Два рослых парня из военной полиции вошли через заднюю дверь и оглядели присутствующих. Так как юридически они не имели никаких прав за пределами зоны Панамского канала, их сопровождали два человека в форме панамской национальной полиции. Это делало проверку совместным предприятием, и теперь, начав с конца стойки, они стали разглядывать ряд пьющих пиво молодых американцев.
Рассел положил телефонную книгу, незаметно вышел из бара и остановился в нерешительности, не зная, что предпринять. Все его документы были с ним и в полном порядке, и военная полиция не имела права предъявлять ему какие-то претензии; только мысль эта его не слишком успокаивала. Тут он и заметил двух мужчин, вошедших в бар из главного вестибюля.
В другой обстановке он не обратил бы на них внимания, так как оба были невысокими, смуглыми и явно местными жителями, правда, хорошо знакомыми с этим местом, судя по тому, как они быстро и внимательно осмотрелись и направились к ближайшему бармену. Испытывая вину и неуверенность, Рассел наблюдал за их беседой и сопровождающими ее жестами. Когда один из них обернулся, чтобы взглянуть на него второй раз, Джим перестал колебаться и быстро направился к выходу, не будучи особо уверенным, что именно он служил предметом разговора, но не желая испытывать судьбу.
К тротуару вели три ступеньки. По ту сторону улицы перед ним возвышалась темная масса Анкон-хилла и его освещенные башни. По диагонали — отель «Тиволи», резиденция официальных гостей правительства. Торопливо пересекая улицу, Рассел едва увернулся от такси. Только добравшись до противоположного тротуара и свернув налево, он расслабился.

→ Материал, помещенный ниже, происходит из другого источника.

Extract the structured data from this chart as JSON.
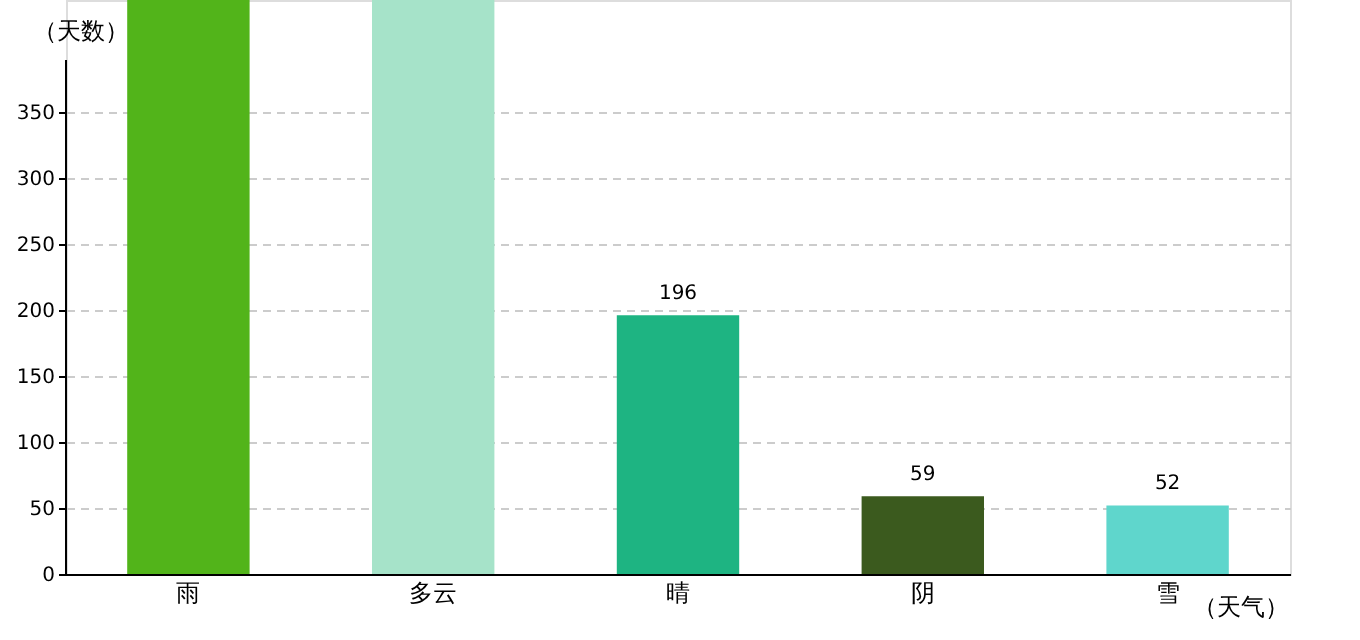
{
  "chart_data": {
    "type": "bar",
    "xlabel": "（天气）",
    "ylabel": "（天数）",
    "categories": [
      "雨",
      "多云",
      "晴",
      "阴",
      "雪"
    ],
    "values": [
      435,
      435,
      196,
      59,
      52
    ],
    "value_labels": [
      null,
      null,
      "196",
      "59",
      "52"
    ],
    "colors": [
      "#52b41a",
      "#a6e3c9",
      "#1eb482",
      "#3b5a1e",
      "#5fd6cc"
    ],
    "ylim": [
      0,
      435
    ],
    "yticks": [
      0,
      50,
      100,
      150,
      200,
      250,
      300,
      350
    ],
    "grid": "y"
  }
}
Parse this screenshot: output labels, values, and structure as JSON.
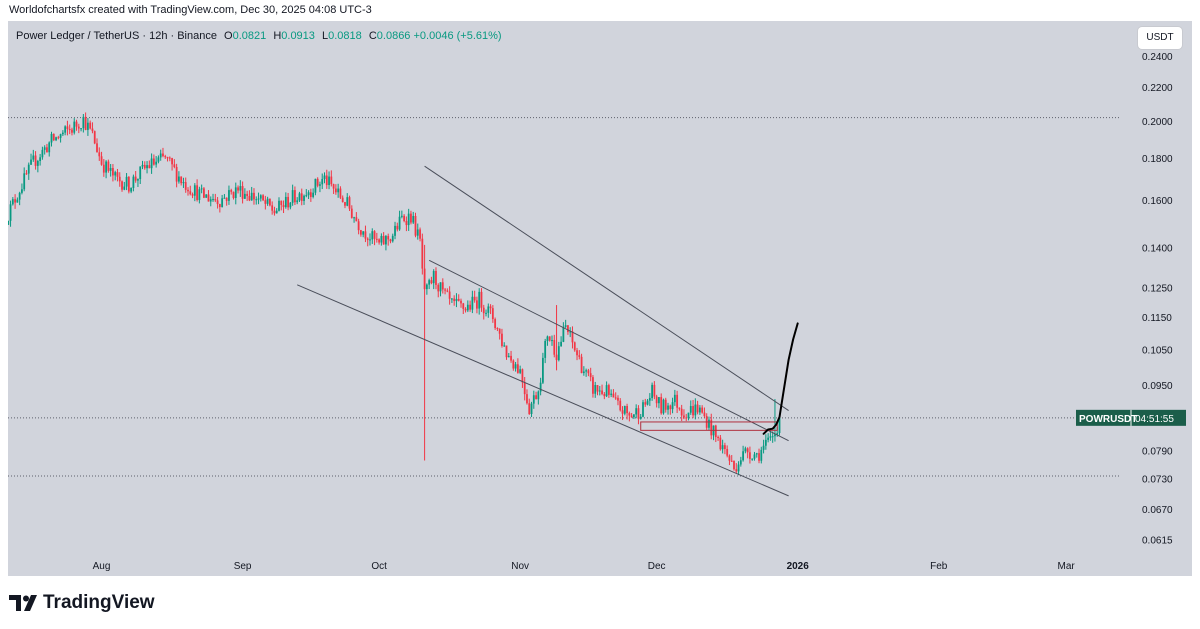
{
  "credit": "Worldofchartsfx created with TradingView.com, Dec 30, 2025 04:08 UTC-3",
  "header": {
    "symbol_desc": "Power Ledger / TetherUS · 12h · Binance",
    "open_label": "O",
    "open": "0.0821",
    "high_label": "H",
    "high": "0.0913",
    "low_label": "L",
    "low": "0.0818",
    "close_label": "C",
    "close": "0.0866",
    "change": "+0.0046 (+5.61%)"
  },
  "unit_button": "USDT",
  "logo_text": "TradingView",
  "price_tag": {
    "symbol": "POWRUSDT",
    "countdown": "04:51:55",
    "value": 0.0866
  },
  "colors": {
    "up": "#089981",
    "down": "#f23645",
    "background": "#d1d4dc",
    "tag": "#1b5e4a"
  },
  "chart_data": {
    "type": "candlestick",
    "title": "Power Ledger / TetherUS · 12h · Binance",
    "y_scale": "log",
    "ylim": [
      0.059,
      0.265
    ],
    "x_days_range": [
      0,
      250
    ],
    "x_ticks": [
      {
        "label": "Aug",
        "day": 21
      },
      {
        "label": "Sep",
        "day": 52
      },
      {
        "label": "Oct",
        "day": 82
      },
      {
        "label": "Nov",
        "day": 113
      },
      {
        "label": "Dec",
        "day": 143
      },
      {
        "label": "2026",
        "day": 174
      },
      {
        "label": "Feb",
        "day": 205
      },
      {
        "label": "Mar",
        "day": 233
      }
    ],
    "y_ticks": [
      "0.2400",
      "0.2200",
      "0.2000",
      "0.1800",
      "0.1600",
      "0.1400",
      "0.1250",
      "0.1150",
      "0.1050",
      "0.0950",
      "0.0790",
      "0.0730",
      "0.0670",
      "0.0615"
    ],
    "anchors": [
      [
        0,
        0.152
      ],
      [
        3,
        0.165
      ],
      [
        6,
        0.178
      ],
      [
        10,
        0.189
      ],
      [
        14,
        0.195
      ],
      [
        17,
        0.201
      ],
      [
        19,
        0.192
      ],
      [
        21,
        0.178
      ],
      [
        24,
        0.17
      ],
      [
        27,
        0.167
      ],
      [
        31,
        0.176
      ],
      [
        35,
        0.18
      ],
      [
        39,
        0.168
      ],
      [
        43,
        0.162
      ],
      [
        47,
        0.16
      ],
      [
        51,
        0.165
      ],
      [
        55,
        0.161
      ],
      [
        59,
        0.155
      ],
      [
        63,
        0.161
      ],
      [
        67,
        0.165
      ],
      [
        70,
        0.17
      ],
      [
        72,
        0.165
      ],
      [
        75,
        0.158
      ],
      [
        78,
        0.148
      ],
      [
        82,
        0.141
      ],
      [
        85,
        0.145
      ],
      [
        87,
        0.152
      ],
      [
        89,
        0.153
      ],
      [
        91,
        0.142
      ],
      [
        92,
        0.122
      ],
      [
        94,
        0.129
      ],
      [
        96,
        0.123
      ],
      [
        98,
        0.119
      ],
      [
        101,
        0.118
      ],
      [
        104,
        0.121
      ],
      [
        107,
        0.115
      ],
      [
        110,
        0.104
      ],
      [
        113,
        0.099
      ],
      [
        115,
        0.089
      ],
      [
        117,
        0.094
      ],
      [
        119,
        0.11
      ],
      [
        121,
        0.104
      ],
      [
        123,
        0.112
      ],
      [
        125,
        0.105
      ],
      [
        127,
        0.099
      ],
      [
        129,
        0.094
      ],
      [
        132,
        0.093
      ],
      [
        134,
        0.09
      ],
      [
        137,
        0.087
      ],
      [
        140,
        0.089
      ],
      [
        142,
        0.093
      ],
      [
        144,
        0.089
      ],
      [
        147,
        0.091
      ],
      [
        149,
        0.088
      ],
      [
        152,
        0.089
      ],
      [
        154,
        0.086
      ],
      [
        156,
        0.082
      ],
      [
        158,
        0.079
      ],
      [
        160,
        0.075
      ],
      [
        161,
        0.077
      ],
      [
        163,
        0.079
      ],
      [
        165,
        0.078
      ],
      [
        167,
        0.08
      ],
      [
        169,
        0.083
      ],
      [
        170,
        0.0866
      ]
    ],
    "wicks": [
      {
        "day": 92,
        "high": 0.141,
        "low": 0.0768
      },
      {
        "day": 121,
        "high": 0.119,
        "low": 0.099
      },
      {
        "day": 169,
        "high": 0.0913,
        "low": 0.081
      }
    ],
    "hlines": [
      0.2018,
      0.0866,
      0.0735
    ],
    "projection": [
      [
        166.5,
        0.0828
      ],
      [
        167.5,
        0.0838
      ],
      [
        168.5,
        0.084
      ],
      [
        169.3,
        0.085
      ],
      [
        170,
        0.0868
      ],
      [
        171,
        0.094
      ],
      [
        172,
        0.102
      ],
      [
        173,
        0.108
      ],
      [
        174,
        0.113
      ]
    ],
    "lines": [
      {
        "from": [
          92,
          0.176
        ],
        "to": [
          172,
          0.0884
        ]
      },
      {
        "from": [
          93,
          0.135
        ],
        "to": [
          172,
          0.0812
        ]
      },
      {
        "from": [
          64,
          0.126
        ],
        "to": [
          172,
          0.0695
        ]
      }
    ],
    "rect": {
      "from": [
        139.5,
        0.0856
      ],
      "to": [
        169.5,
        0.0836
      ]
    }
  }
}
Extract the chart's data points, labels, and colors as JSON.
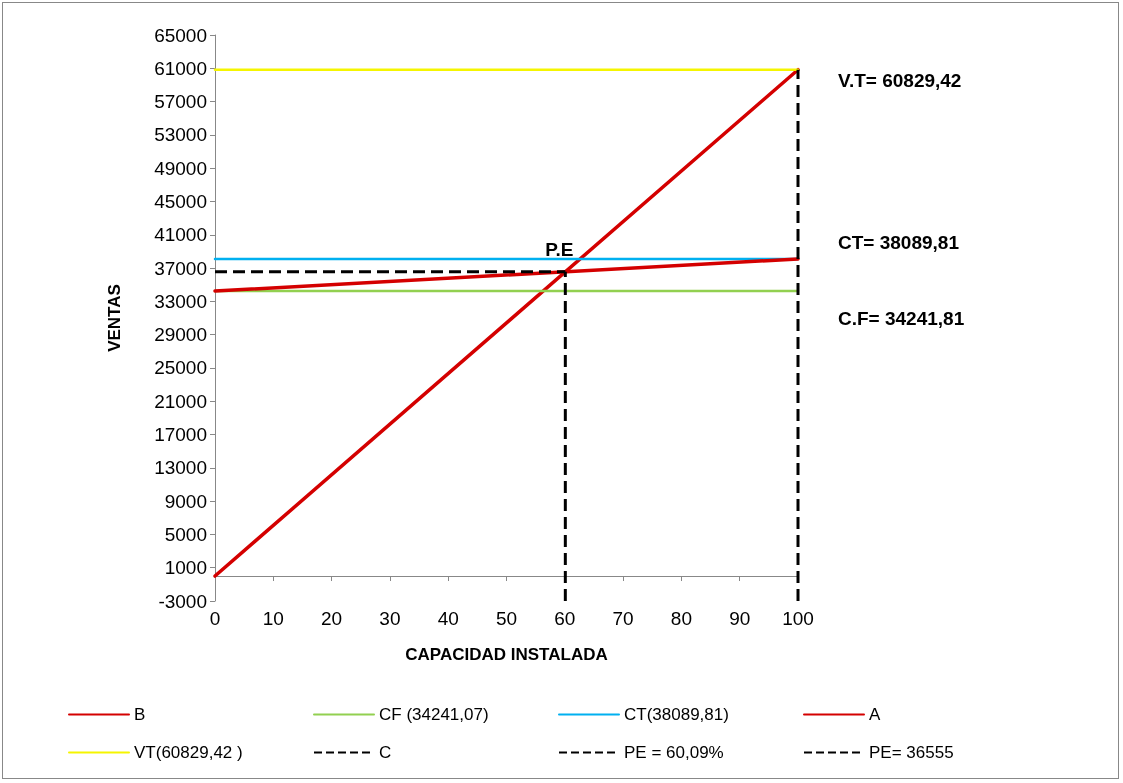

Так как между городом Панама-Сити и зоной Панамского канала не было закрытой границы, во время прогулки по городу водитель объяснил Расселу, что на этой улице, именовавшейся Авеню Четвертого июля, один тротуар принадлежал Панаме, а проезжая часть и второй тротуар считались территорией Соединенных Штатов. Теперь, добравшись до этого тротуара, он временно находился вне досягаемости для любых панамских властей. Конечно, между двумя полициями существовало тесное сотрудничество и при необходимости преступников выдавали, но преследовать его здесь не могли.
Ему пришло в голову, что Гектор Квесада мог сообщить в полицию зоны и теперь его разыскивают и здесь, поэтому он миновал широкие веранды отеля «Тиволи»; его мысли сосредоточились на единственном человеке в этой части света, который мог сейчас ему помочь: бывшем однокласснике Теде Ленгли. Припомнив адрес и надеясь, что идет в правильном направлении, он двинулся вперед, постоянно оглядываясь в поисках «чива» — одного из вездесущих автобусов с импортным шасси и самодельным кузовом. Тот не замедлил появиться.
Автобус был битком набит в основном панамцами, индусами и неграми. Когда он тронулся, Рассел назвал нужную ему улицу в районе Бальбоа, водитель буркнул: «Si», Джим сел рядом с женщиной в платке и с корзинкой на коленях и уставился на дорогу, так как автобус останавливался едва не через каждый квартал, чтобы выпустить пассажиров и забрать новых. Когда несколько минут спустя водитель махнул ему, Рассел расплатился и вышел.
Это был спокойный район с широкими улицами, обсаженными деревьями, с хорошо ухоженными газонами; в стороне от главной улицы здесь было довольно темно и единственным признаком жизни был мужчина, прогуливавший свою собаку по противоположному тротуару. Согласно указаниям, полученным вчера по телефону, ему нужно было пройти два квартала и найти деревянное здание с нависающей крышей. Ленгли сказал, что в доме несколько квартир.
Он еще не представлял, как Ленгли сможет ему помочь, но у него хоть будет доброжелательно настроенный слушатель. Ему важно было выговориться, рассказать правду, увидеть, какова будет реакция на его рассказ, и после этого сделать собственные выводы. В глубине души он надеялся, что Ленгли согласится взять портсигар на сохранение и тогда он сможет с извинениями вернуться к Квесаде.